El monopolista de la divisa puede determinar el precio de la moneda que emite


Artículo publicado originalmente en El Viejo Topo. El Viejo topo, ISSN 0210-2706, Nº. 365 (Junio), 2018, págs. 32-38

En artículos anteriores de esta serie sobre la teoría moderna de la moneda (TMM) hemos planteado la necesidad de un programa de recuperación económica basado en un aumento del gasto público deficitario. Esta propuesta suele ser acogida con caras de espanto entre los economistas ortodoxos y entre los tertulianos de mesa camilla comentarios jocosos que denuncian aviesas intenciones de darle a la máquina de imprimir billetes y admoniciones de futuras hiperinflaciones como la que sufrieron Zimbabue o la Alemania de Weimar.
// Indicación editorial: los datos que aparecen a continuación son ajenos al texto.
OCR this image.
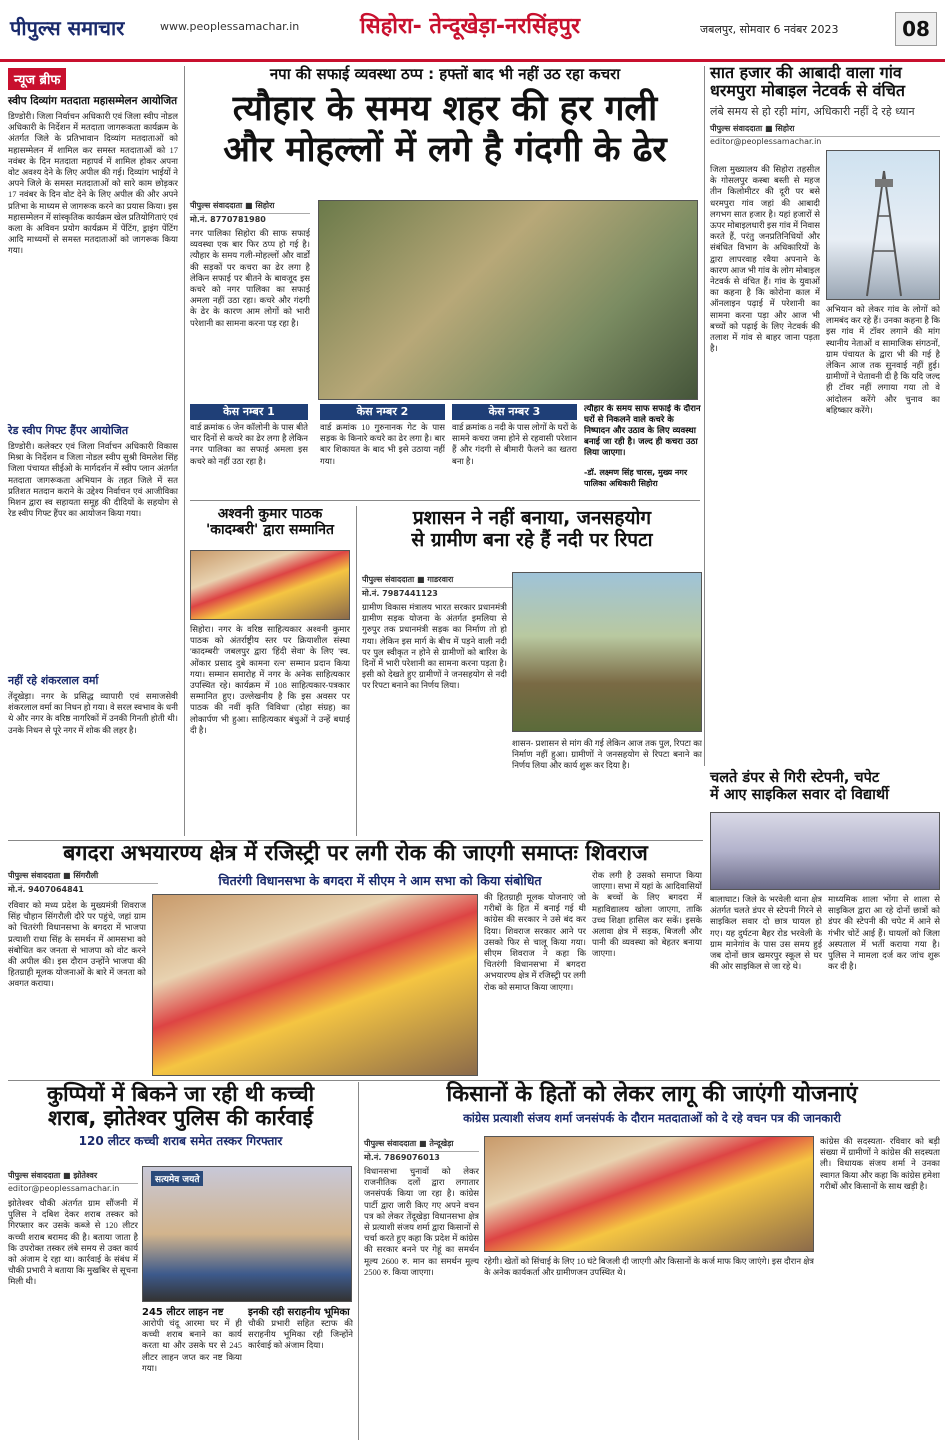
पीपुल्स समाचार	www.peoplessamachar.in	सिहोरा- तेन्दूखेड़ा-नरसिंहपुर	जबलपुर, सोमवार 6 नवंबर 2023	08
न्यूज ब्रीफ
स्वीप दिव्यांग मतदाता महासम्मेलन आयोजित
डिण्डोरी। जिला निर्वाचन अधिकारी एवं जिला स्वीप नोडल अधिकारी के निर्देशन में मतदाता जागरूकता कार्यक्रम के अंतर्गत जिले के प्रतिभावान दिव्यांग मतदाताओं को महासम्मेलन में शामिल कर समस्त मतदाताओं को 17 नवंबर के दिन मतदाता महापर्व में शामिल होकर अपना वोट अवश्य देने के लिए अपील की गई। दिव्यांग भाईयों ने अपने जिले के समस्त मतदाताओं को सारे काम छोड़कर 17 नवंबर के दिन वोट देने के लिए अपील की और अपने प्रतिभा के माध्यम से जागरूक करने का प्रयास किया। इस महासम्मेलन में सांस्कृतिक कार्यक्रम खेल प्रतियोगिताएं एवं कला के अविवन प्रयोग कार्यक्रम में पेंटिंग, ड्राइंग पेंटिंग आदि माध्यमों से समस्त मतदाताओं को जागरूक किया गया।
रेड स्वीप गिफ्ट हैंपर आयोजित
डिण्डोरी। कलेक्टर एवं जिला निर्वाचन अधिकारी विकास मिश्रा के निर्देशन व जिला नोडल स्वीप सुश्री विमलेश सिंह जिला पंचायत सीईओ के मार्गदर्शन में स्वीप प्लान अंतर्गत मतदाता जागरूकता अभियान के तहत जिले में सत प्रतिशत मतदान कराने के उद्देश्य निर्वाचन एवं आजीविका मिशन द्वारा स्व सहायता समूह की दीदियों के सहयोग से रेड स्वीप गिफ्ट हैंपर का आयोजन किया गया।
नहीं रहे शंकरलाल वर्मा
तेंदूखेड़ा। नगर के प्रसिद्ध व्यापारी एवं समाजसेवी शंकरलाल वर्मा का निधन हो गया। वे सरल स्वभाव के धनी थे और नगर के वरिष्ठ नागरिकों में उनकी गिनती होती थी। उनके निधन से पूरे नगर में शोक की लहर है।
नपा की सफाई व्यवस्था ठप्प : हफ्तों बाद भी नहीं उठ रहा कचरा
त्यौहार के समय शहर की हर गली
और मोहल्लों में लगे है गंदगी के ढेर
पीपुल्स संवाददाता ■ सिहोरा
मो.नं. 8770781980
नगर पालिका सिहोरा की साफ सफाई व्यवस्था एक बार फिर ठप्प हो गई है। त्यौहार के समय गली-मोहल्लों और वार्डों की सड़कों पर कचरा का ढेर लगा है लेकिन सफाई पर बीतने के बावजूद इस कचरे को नगर पालिका का सफाई अमला नहीं उठा रहा। कचरे और गंदगी के ढेर के कारण आम लोगों को भारी परेशानी का सामना करना पड़ रहा है।
केस नम्बर 1
वार्ड क्रमांक 6 जेन कॉलोनी के पास बीते चार दिनों से कचरे का ढेर लगा है लेकिन नगर पालिका का सफाई अमला इस कचरे को नहीं उठा रहा है।
केस नम्बर 2
वार्ड क्रमांक 10 गुरुनानक गेट के पास सड़क के किनारे कचरे का ढेर लगा है। बार बार शिकायत के बाद भी इसे उठाया नहीं गया।
केस नम्बर 3
वार्ड क्रमांक 8 नदी के पास लोगों के घरों के सामने कचरा जमा होने से रहवासी परेशान हैं और गंदगी से बीमारी फैलने का खतरा बना है।
त्यौहार के समय साफ सफाई के दौरान घरों से निकलने वाले कचरे के निष्पादन और उठाव के लिए व्यवस्था बनाई जा रही है। जल्द ही कचरा उठा लिया जाएगा।
-डॉ. लक्ष्मण सिंह चारस, मुख्य नगर पालिका अधिकारी सिहोरा
सात हजार की आबादी वाला गांव
धरमपुरा मोबाइल नेटवर्क से वंचित
लंबे समय से हो रही मांग, अधिकारी नहीं दे रहे ध्यान
पीपुल्स संवाददाता ■ सिहोरा
editor@peoplessamachar.in
जिला मुख्यालय की सिहोरा तहसील के गोसलपुर कस्बा बस्ती से महज तीन किलोमीटर की दूरी पर बसे धरमपुरा गांव जहां की आबादी लगभग सात हजार है। यहां हजारों से ऊपर मोबाइलधारी इस गांव में निवास करते हैं, परंतु जनप्रतिनिधियों और संबंधित विभाग के अधिकारियों के द्वारा लापरवाह रवैया अपनाने के कारण आज भी गांव के लोग मोबाइल नेटवर्क से वंचित हैं। गांव के युवाओं का कहना है कि कोरोना काल में ऑनलाइन पढ़ाई में परेशानी का सामना करना पड़ा और आज भी बच्चों को पढ़ाई के लिए नेटवर्क की तलाश में गांव से बाहर जाना पड़ता है।
अभियान को लेकर गांव के लोगों को लामबंद कर रहे हैं। उनका कहना है कि इस गांव में टॉवर लगाने की मांग स्थानीय नेताओं व सामाजिक संगठनों, ग्राम पंचायत के द्वारा भी की गई है लेकिन आज तक सुनवाई नहीं हुई। ग्रामीणों ने चेतावनी दी है कि यदि जल्द ही टॉवर नहीं लगाया गया तो वे आंदोलन करेंगे और चुनाव का बहिष्कार करेंगे।
अश्वनी कुमार पाठक 'कादम्बरी' द्वारा सम्मानित
सिहोरा। नगर के वरिष्ठ साहित्यकार अश्वनी कुमार पाठक को अंतर्राष्ट्रीय स्तर पर क्रियाशील संस्था 'कादम्बरी' जबलपुर द्वारा 'हिंदी सेवा' के लिए 'स्व. ओंकार प्रसाद दुबे कामना रत्न' सम्मान प्रदान किया गया। सम्मान समारोह में नगर के अनेक साहित्यकार उपस्थित रहे। कार्यक्रम में 108 साहित्यकार-पत्रकार सम्मानित हुए। उल्लेखनीय है कि इस अवसर पर पाठक की नवीं कृति 'विविधा' (दोहा संग्रह) का लोकार्पण भी हुआ। साहित्यकार बंधुओं ने उन्हें बधाई दी है।
प्रशासन ने नहीं बनाया, जनसहयोग
से ग्रामीण बना रहे हैं नदी पर रिपटा
पीपुल्स संवाददाता ■ गाडरवारा
मो.नं. 7987441123
ग्रामीण विकास मंत्रालय भारत सरकार प्रधानमंत्री ग्रामीण सड़क योजना के अंतर्गत इमलिया से गुरुपुर तक प्रधानमंत्री सड़क का निर्माण तो हो गया। लेकिन इस मार्ग के बीच में पड़ने वाली नदी पर पुल स्वीकृत न होने से ग्रामीणों को बारिश के दिनों में भारी परेशानी का सामना करना पड़ता है। इसी को देखते हुए ग्रामीणों ने जनसहयोग से नदी पर रिपटा बनाने का निर्णय लिया।
शासन- प्रशासन से मांग की गई लेकिन आज तक पुल, रिपटा का निर्माण नहीं हुआ। ग्रामीणों ने जनसहयोग से रिपटा बनाने का निर्णय लिया और कार्य शुरू कर दिया है।
चलते डंपर से गिरी स्टेपनी, चपेट
में आए साइकिल सवार दो विद्यार्थी
बगदरा अभयारण्य क्षेत्र में रजिस्ट्री पर लगी रोक की जाएगी समाप्तः शिवराज
पीपुल्स संवाददाता ■ सिंगरौली
मो.नं. 9407064841
चितरंगी विधानसभा के बगदरा में सीएम ने आम सभा को किया संबोधित
रविवार को मध्य प्रदेश के मुख्यमंत्री शिवराज सिंह चौहान सिंगरौली दौरे पर पहुंचे, जहां ग्राम को चितरंगी विधानसभा के बगदरा में भाजपा प्रत्याशी राधा सिंह के समर्थन में आमसभा को संबोधित कर जनता से भाजपा को वोट करने की अपील की। इस दौरान उन्होंने भाजपा की हितग्राही मूलक योजनाओं के बारे में जनता को अवगत कराया।
की हितग्राही मूलक योजनाएं जो गरीबों के हित में बनाई गई थी कांग्रेस की सरकार ने उसे बंद कर दिया। शिवराज सरकार आने पर उसको फिर से चालू किया गया। सीएम शिवराज ने कहा कि चितरंगी विधानसभा में बगदरा अभयारण्य क्षेत्र में रजिस्ट्री पर लगी रोक को समाप्त किया जाएगा।
रोक लगी है उसको समाप्त किया जाएगा। सभा में यहां के आदिवासियों के बच्चों के लिए बगदरा में महाविद्यालय खोला जाएगा, ताकि उच्च शिक्षा हासिल कर सकें। इसके अलावा क्षेत्र में सड़क, बिजली और पानी की व्यवस्था को बेहतर बनाया जाएगा।
बालाघाट। जिले के भरवेली थाना क्षेत्र अंतर्गत चलते डंपर से स्टेपनी गिरने से साइकिल सवार दो छात्र घायल हो गए। यह दुर्घटना बैहर रोड भरवेली के ग्राम मानेगांव के पास उस समय हुई जब दोनों छात्र खमरपुर स्कूल से घर की ओर साइकिल से जा रहे थे।
माध्यमिक शाला भोंगा से शाला से साइकिल द्वारा आ रहे दोनों छात्रों को डंपर की स्टेपनी की चपेट में आने से गंभीर चोटें आई हैं। घायलों को जिला अस्पताल में भर्ती कराया गया है। पुलिस ने मामला दर्ज कर जांच शुरू कर दी है।
कुप्पियों में बिकने जा रही थी कच्ची
शराब, झोतेश्वर पुलिस की कार्रवाई
120 लीटर कच्ची शराब समेत तस्कर गिरफ्तार
पीपुल्स संवाददाता ■ झोतेश्वर
editor@peoplessamachar.in
झोतेश्वर चौकी अंतर्गत ग्राम सौंजनी में पुलिस ने दबिश देकर शराब तस्कर को गिरफ्तार कर उसके कब्जे से 120 लीटर कच्ची शराब बरामद की है। बताया जाता है कि उपरोक्त तस्कर लंबे समय से उक्त कार्य को अंजाम दे रहा था। कार्रवाई के संबंध में चौकी प्रभारी ने बताया कि मुखबिर से सूचना मिली थी।
सत्यमेव जयते
245 लीटर लाहन नष्ट
आरोपी चंदू आरमा घर में ही कच्ची शराब बनाने का कार्य करता था और उसके घर से 245 लीटर लाहन जप्त कर नष्ट किया गया।
इनकी रही सराहनीय भूमिका
चौकी प्रभारी सहित स्टाफ की सराहनीय भूमिका रही जिन्होंने कार्रवाई को अंजाम दिया।
किसानों के हितों को लेकर लागू की जाएंगी योजनाएं
कांग्रेस प्रत्याशी संजय शर्मा जनसंपर्क के दौरान मतदाताओं को दे रहे वचन पत्र की जानकारी
पीपुल्स संवाददाता ■ तेन्दूखेड़ा
मो.नं. 7869076013
विधानसभा चुनावों को लेकर राजनीतिक दलों द्वारा लगातार जनसंपर्क किया जा रहा है। कांग्रेस पार्टी द्वारा जारी किए गए अपने वचन पत्र को लेकर तेंदूखेड़ा विधानसभा क्षेत्र से प्रत्याशी संजय शर्मा द्वारा किसानों से चर्चा करते हुए कहा कि प्रदेश में कांग्रेस की सरकार बनने पर गेहूं का समर्थन मूल्य 2600 रु. मान का समर्थन मूल्य 2500 रु. किया जाएगा।
रहेगी। खेतों को सिंचाई के लिए 10 घंटे बिजली दी जाएगी और किसानों के कर्ज माफ किए जाएंगे। इस दौरान क्षेत्र के अनेक कार्यकर्ता और ग्रामीणजन उपस्थित थे।
कांग्रेस की सदस्यता- रविवार को बड़ी संख्या में ग्रामीणों ने कांग्रेस की सदस्यता ली। विधायक संजय शर्मा ने उनका स्वागत किया और कहा कि कांग्रेस हमेशा गरीबों और किसानों के साथ खड़ी है।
De hecho el portavoz español del pensamiento económico más reaccionario, Juan Ramón Rallo, no pierde ocasión para identificar la TMM con impresión de dinero y asociarla con los problemas económicos de Venezuela en un ejercicio de deshonestidad intelectual sin límites.

 
Ilustración 1. Evolución del Índice de Precios al Consumo en España.
 
La preocupación por la inflación en los momentos actuales en los que hemos padecido más de dos años de deflación y llevamos más de dos décadas de baja inflación en todo caso resulta un tanto espuria, y, sin embargo, desgraciadamente el espantajo de la ‘hiperinflación’es uno de los argumentos popularmente más creídos y sagazmente utilizados para evitar la recuperación de la soberanía monetaria y para frenar un programa político progresista. 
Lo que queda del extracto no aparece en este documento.